Weatherly, who has been active in the Twin Cities community since being drafted in 2016, feels strongly about making a difference.

"Minneapolis has been an amazing second home," Weatherly said. "I just love giving back to a place that's done so much for me and my career so far."

Earlier in the evening, the defensive end spent time playing catch with the team in the Indoor Practice Facility. He then gave the boys a tour of the facility and conducted a brief Q&A in the team meeting room. The highlight for all, however, was the surprise donation.
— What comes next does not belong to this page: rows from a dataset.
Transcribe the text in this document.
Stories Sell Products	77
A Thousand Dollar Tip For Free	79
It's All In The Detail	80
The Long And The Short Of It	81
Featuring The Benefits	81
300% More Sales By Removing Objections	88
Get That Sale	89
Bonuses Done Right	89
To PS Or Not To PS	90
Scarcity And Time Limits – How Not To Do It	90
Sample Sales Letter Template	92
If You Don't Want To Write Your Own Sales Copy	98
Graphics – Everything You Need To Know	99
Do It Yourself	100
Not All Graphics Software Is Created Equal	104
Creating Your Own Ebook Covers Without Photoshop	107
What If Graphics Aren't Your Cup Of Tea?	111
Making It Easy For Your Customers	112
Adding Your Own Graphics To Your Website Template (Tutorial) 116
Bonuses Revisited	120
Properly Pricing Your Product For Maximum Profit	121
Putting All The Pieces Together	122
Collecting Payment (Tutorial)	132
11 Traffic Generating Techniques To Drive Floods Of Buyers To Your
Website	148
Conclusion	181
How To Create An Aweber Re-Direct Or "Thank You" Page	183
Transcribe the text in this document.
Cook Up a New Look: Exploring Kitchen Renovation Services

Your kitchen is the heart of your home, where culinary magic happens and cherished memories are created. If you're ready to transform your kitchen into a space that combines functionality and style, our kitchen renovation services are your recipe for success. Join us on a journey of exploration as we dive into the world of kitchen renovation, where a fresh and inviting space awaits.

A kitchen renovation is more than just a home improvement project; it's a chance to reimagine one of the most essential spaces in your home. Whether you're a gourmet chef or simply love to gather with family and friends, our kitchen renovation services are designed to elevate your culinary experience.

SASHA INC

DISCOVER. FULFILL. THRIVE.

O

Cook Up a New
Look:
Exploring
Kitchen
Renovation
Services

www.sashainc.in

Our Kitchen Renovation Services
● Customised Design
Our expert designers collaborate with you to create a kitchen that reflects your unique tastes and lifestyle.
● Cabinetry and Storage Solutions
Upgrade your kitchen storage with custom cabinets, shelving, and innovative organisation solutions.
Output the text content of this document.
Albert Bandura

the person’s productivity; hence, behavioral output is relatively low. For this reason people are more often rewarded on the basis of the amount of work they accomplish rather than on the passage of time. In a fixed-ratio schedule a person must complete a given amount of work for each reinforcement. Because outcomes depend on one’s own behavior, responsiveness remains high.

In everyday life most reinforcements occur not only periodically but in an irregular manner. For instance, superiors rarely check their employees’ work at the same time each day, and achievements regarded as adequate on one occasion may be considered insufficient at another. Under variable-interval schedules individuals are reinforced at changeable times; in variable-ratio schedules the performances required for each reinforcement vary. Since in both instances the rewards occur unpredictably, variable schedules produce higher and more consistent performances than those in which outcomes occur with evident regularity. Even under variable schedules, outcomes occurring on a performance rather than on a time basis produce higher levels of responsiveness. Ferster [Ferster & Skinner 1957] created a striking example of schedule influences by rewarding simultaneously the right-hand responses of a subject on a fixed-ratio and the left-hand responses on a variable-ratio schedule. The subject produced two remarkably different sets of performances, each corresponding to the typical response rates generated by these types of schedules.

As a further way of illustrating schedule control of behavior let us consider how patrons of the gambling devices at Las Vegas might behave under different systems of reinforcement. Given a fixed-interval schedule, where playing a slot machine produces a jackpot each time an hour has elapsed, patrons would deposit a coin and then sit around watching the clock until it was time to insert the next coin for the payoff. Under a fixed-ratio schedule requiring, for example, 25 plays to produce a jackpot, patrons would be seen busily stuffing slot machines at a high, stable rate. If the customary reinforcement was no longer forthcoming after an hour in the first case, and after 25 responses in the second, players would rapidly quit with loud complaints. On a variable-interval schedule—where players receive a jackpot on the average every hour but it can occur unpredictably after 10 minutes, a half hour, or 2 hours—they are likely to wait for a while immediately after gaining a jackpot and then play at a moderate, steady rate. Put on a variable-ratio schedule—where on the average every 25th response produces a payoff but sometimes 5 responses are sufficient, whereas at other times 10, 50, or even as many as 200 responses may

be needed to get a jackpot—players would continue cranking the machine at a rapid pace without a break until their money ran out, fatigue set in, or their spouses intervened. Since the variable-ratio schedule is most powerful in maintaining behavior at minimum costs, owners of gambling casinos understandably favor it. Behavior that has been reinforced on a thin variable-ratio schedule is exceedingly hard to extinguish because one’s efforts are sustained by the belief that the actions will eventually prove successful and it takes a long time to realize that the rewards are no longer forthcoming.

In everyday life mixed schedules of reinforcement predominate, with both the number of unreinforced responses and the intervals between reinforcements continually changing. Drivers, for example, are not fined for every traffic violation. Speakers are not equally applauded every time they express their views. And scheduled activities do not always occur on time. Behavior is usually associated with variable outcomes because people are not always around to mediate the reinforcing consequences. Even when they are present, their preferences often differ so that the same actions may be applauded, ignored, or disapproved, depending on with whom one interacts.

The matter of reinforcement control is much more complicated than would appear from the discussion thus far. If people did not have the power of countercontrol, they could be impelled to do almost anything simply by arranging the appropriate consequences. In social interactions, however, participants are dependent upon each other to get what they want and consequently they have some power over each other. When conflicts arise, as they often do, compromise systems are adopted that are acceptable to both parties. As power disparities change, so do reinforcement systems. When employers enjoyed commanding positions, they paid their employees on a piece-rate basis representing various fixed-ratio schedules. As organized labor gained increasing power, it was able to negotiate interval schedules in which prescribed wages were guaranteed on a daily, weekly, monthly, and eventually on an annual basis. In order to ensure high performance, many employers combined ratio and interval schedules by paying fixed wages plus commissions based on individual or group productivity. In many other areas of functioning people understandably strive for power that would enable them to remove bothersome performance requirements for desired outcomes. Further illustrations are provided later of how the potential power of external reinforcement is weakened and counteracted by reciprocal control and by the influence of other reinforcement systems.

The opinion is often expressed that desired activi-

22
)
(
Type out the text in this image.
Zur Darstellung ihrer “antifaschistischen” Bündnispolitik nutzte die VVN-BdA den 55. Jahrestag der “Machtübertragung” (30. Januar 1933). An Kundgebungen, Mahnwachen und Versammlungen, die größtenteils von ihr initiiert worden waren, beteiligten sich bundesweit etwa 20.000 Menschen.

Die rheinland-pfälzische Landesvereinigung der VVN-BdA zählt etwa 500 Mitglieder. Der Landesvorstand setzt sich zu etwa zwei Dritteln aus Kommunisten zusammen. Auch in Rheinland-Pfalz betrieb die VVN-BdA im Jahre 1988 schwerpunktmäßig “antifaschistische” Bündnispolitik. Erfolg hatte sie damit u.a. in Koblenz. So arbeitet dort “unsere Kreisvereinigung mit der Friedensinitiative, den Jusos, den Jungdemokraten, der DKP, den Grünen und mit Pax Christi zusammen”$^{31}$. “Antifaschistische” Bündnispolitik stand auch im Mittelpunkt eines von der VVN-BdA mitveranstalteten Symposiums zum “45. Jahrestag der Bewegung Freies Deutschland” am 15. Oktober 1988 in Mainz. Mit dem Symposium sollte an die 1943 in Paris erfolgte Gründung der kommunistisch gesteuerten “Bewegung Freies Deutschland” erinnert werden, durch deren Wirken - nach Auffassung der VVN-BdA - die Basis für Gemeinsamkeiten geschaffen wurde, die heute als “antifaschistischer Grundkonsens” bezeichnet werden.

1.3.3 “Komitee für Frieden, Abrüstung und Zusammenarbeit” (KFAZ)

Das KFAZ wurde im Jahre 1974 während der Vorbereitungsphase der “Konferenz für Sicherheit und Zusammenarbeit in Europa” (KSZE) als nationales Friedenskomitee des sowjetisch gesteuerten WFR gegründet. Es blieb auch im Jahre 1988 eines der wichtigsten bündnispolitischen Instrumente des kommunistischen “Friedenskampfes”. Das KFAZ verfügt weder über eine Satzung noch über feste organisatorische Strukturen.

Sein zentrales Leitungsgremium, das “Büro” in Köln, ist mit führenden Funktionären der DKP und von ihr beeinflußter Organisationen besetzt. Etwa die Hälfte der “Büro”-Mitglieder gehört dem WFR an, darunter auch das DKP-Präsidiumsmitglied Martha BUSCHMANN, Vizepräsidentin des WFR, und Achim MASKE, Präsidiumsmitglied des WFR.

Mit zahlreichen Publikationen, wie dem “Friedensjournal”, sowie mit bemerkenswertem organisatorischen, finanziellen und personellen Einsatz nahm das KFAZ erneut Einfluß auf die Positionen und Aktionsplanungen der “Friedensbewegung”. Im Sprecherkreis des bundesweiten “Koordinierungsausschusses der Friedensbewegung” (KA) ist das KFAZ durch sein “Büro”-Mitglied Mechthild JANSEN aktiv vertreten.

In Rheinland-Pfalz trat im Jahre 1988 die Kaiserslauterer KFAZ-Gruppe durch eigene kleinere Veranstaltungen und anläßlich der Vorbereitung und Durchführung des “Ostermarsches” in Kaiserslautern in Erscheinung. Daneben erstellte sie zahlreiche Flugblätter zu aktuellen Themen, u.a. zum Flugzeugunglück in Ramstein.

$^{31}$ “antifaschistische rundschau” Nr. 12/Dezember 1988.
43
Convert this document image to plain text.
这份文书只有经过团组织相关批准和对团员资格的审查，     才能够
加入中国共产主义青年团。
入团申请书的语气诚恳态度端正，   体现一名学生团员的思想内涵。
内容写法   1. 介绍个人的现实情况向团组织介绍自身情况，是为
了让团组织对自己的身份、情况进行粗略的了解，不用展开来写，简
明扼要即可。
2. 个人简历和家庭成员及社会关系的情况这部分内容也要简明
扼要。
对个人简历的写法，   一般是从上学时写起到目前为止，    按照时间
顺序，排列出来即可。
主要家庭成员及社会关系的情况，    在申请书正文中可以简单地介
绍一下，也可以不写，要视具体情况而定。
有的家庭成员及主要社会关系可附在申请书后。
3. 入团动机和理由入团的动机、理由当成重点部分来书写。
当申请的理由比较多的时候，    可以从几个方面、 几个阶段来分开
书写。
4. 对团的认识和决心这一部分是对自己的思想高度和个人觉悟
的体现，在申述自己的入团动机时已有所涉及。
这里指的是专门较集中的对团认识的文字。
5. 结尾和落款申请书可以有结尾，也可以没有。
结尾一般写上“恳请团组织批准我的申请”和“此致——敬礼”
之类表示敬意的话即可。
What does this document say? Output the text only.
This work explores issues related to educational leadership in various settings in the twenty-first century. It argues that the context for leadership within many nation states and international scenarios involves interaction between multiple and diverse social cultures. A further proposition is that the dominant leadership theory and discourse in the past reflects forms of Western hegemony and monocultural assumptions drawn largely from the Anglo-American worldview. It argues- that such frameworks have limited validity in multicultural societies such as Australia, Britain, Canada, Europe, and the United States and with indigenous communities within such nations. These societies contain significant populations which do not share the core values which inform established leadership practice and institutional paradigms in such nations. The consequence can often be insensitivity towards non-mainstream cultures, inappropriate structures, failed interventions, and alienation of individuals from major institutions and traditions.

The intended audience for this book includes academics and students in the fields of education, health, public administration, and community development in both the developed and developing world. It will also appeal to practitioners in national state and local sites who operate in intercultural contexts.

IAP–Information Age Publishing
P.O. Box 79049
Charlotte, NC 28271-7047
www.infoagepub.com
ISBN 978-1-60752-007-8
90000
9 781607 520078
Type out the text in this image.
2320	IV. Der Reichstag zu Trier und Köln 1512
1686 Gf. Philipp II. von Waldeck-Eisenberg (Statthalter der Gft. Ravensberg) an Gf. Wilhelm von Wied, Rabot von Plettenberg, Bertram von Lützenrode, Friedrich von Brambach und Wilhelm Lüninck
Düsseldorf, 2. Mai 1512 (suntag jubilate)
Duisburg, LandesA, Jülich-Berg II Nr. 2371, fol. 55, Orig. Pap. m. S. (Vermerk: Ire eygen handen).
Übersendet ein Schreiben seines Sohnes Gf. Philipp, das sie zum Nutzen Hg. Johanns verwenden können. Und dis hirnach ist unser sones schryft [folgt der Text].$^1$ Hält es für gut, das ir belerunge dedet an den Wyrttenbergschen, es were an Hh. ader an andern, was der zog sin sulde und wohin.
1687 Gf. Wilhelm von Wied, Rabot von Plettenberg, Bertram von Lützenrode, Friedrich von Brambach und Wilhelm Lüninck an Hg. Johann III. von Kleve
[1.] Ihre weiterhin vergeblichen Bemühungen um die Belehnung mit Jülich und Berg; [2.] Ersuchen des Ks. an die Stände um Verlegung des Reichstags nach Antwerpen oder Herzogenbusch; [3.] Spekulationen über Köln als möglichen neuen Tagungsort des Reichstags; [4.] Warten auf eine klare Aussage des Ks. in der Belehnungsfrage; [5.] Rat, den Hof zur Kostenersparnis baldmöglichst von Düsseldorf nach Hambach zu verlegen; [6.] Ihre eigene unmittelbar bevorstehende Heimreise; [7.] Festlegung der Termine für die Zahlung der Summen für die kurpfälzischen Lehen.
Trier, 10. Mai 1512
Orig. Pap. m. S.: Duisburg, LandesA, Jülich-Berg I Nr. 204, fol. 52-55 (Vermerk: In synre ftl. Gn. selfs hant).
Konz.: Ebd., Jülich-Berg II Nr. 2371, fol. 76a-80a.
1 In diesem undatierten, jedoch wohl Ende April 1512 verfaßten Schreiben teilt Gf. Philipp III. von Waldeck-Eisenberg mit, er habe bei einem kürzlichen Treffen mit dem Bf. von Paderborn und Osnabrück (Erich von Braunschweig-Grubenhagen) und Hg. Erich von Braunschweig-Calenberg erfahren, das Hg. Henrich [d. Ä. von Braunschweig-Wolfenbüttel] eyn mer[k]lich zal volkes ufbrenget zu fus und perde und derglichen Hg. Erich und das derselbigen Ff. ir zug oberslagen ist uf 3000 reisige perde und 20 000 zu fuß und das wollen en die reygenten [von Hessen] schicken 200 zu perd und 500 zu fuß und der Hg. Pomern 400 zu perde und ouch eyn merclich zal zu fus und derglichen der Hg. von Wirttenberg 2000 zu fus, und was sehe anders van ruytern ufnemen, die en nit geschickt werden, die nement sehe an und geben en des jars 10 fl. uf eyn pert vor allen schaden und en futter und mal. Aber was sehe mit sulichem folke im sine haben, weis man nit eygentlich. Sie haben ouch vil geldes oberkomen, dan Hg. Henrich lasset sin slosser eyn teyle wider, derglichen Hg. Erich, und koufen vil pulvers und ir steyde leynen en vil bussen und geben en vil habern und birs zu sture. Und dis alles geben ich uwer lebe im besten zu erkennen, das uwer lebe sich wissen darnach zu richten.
Weatherly smiled as he interacted with the boys while they tried on new football equipment and talked excitedly with one another.

"Just the fact that they get a lot of things that, myself personally growing up, I knew it was sometimes a struggle for my mom to put together the money to pay for the park fees, the equipment fees, the travel fees and stuff like that for me to participate in football," Weatherly said. "So for me to take a handful of those things off of these kids' plates, off of their parents' plates, that just means everything."